I am working with RNA seq data which contains a date batch effect because an error was done in size selection before sequencing.
Data with no normalization:
I have been looking to correct this using the RUVseq approach. The most important effect is seen between the wrongly size filtered (red) and the normal sequences (green) (ideally they should overlap just like the 2013.08.08 purple technical replicates).
I first removed unwanted variance with RUVs by specifying these "strange technical" replicates and then removed the unwanted variance with empirical 5000 non DE transcripts (RUVg). I did this second normalisation because the RLE plots weren't similar after the RUVs normalisation. This didn't give good RLE plots so I abandoned that idea.
When I did this double normalisation starting with RUVg and then normalising with RUVs, this gave very satisfactory PCA and RLE plots (maybe to good as this really is how I expect my biological model I am using should behave).
PCA and p-values when no technical replicates are combined
When I do a DE transcript detection between my species with EdgeR without combining the technical replicates, the p-value distribution is more or less ok.

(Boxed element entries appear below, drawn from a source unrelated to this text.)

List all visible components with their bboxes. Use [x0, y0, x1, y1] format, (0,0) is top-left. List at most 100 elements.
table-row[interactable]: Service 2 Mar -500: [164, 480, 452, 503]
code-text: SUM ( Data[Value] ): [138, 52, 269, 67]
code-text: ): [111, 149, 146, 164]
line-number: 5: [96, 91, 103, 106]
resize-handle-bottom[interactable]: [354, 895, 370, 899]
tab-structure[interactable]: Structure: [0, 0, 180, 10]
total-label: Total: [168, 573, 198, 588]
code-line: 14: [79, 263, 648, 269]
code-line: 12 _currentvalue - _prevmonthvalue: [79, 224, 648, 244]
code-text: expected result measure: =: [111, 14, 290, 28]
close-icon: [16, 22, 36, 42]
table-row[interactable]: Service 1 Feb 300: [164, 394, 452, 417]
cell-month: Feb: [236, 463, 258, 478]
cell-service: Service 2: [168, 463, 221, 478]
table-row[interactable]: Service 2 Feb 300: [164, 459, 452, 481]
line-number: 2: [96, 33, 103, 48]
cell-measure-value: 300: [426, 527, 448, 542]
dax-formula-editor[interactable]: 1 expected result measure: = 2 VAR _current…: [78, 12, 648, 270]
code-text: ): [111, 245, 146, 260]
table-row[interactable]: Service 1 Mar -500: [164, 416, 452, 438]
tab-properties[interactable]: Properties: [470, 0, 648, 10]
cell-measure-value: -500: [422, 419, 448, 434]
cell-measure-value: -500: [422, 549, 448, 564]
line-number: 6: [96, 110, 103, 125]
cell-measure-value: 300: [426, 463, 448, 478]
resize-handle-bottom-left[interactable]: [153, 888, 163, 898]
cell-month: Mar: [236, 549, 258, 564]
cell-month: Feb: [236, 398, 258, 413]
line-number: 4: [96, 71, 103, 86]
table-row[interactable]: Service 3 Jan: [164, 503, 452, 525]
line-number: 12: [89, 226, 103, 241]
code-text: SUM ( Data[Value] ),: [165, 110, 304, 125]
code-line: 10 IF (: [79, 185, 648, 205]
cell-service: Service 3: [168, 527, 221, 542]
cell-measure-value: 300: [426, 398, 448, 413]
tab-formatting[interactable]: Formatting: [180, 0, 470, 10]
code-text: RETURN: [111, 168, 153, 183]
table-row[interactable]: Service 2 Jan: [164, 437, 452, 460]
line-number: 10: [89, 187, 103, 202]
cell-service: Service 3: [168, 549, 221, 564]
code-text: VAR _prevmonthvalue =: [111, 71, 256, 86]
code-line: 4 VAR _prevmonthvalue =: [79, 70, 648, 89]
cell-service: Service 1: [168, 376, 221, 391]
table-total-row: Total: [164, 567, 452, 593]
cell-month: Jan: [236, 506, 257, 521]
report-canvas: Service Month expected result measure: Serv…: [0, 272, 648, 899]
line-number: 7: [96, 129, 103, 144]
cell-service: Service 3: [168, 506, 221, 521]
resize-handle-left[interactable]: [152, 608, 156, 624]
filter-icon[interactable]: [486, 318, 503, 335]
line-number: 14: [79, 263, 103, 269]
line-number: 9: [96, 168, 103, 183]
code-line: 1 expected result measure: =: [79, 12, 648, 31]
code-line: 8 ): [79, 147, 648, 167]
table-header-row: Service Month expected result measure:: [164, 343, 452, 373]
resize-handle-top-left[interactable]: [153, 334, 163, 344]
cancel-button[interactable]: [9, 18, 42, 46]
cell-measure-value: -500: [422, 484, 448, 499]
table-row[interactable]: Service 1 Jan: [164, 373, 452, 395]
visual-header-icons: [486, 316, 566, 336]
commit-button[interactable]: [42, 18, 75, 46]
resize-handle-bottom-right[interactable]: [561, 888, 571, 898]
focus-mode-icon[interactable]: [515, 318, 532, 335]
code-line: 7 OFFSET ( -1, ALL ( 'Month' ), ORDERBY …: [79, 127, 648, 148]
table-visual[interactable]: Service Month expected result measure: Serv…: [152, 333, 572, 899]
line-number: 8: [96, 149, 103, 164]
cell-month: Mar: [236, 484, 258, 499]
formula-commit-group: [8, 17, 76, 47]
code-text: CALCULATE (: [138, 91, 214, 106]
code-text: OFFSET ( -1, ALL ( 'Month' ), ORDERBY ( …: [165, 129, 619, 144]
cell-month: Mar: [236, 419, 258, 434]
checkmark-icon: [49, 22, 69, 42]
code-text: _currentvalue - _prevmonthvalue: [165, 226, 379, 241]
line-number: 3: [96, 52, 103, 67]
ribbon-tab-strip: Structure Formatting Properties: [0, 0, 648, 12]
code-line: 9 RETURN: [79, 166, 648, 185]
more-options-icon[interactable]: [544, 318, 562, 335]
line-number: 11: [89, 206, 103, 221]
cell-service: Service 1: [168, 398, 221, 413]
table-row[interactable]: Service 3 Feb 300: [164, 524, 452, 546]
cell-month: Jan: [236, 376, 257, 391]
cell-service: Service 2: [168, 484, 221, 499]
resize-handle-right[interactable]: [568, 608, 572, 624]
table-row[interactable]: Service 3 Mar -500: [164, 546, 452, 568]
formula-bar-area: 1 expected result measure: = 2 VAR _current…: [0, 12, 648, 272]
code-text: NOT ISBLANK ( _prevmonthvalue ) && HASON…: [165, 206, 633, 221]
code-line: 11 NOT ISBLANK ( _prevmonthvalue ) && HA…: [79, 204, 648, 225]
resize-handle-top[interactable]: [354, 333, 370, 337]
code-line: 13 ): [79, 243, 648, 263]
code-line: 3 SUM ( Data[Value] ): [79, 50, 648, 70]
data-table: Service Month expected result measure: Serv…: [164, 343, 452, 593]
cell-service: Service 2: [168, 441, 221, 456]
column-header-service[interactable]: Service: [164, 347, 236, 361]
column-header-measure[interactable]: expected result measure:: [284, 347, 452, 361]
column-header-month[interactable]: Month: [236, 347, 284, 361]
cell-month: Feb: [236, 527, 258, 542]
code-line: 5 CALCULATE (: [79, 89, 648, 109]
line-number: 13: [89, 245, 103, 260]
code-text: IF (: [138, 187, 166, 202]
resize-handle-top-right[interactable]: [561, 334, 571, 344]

Although it looks ok, it is wrong because there is pseudo-replication because the replicate counts weren't combined.
When I combine those counts by adding them together, everything comes crumbling down. The p-value distribution looks very strange, as if it was depleted in significant values.
p-values after combining the technical replicates:
I also simply removed those strange replicates and normalised with RUVg. This looks ok but not as nice as the more complicated way I have tried to explain above. I also realise that my approach is probably a bit flawed because I sort of know what to expect and I am trying to get to that ...
I need enlightenment, am I doing multiple testing somewhere, is it right to do these two normalisations and how come it doesn't give the same results when done in one or the other way (i.e not commutative I think would be the term).
Thank you all for the time in considering this issue, I realise it it kind of a vast question.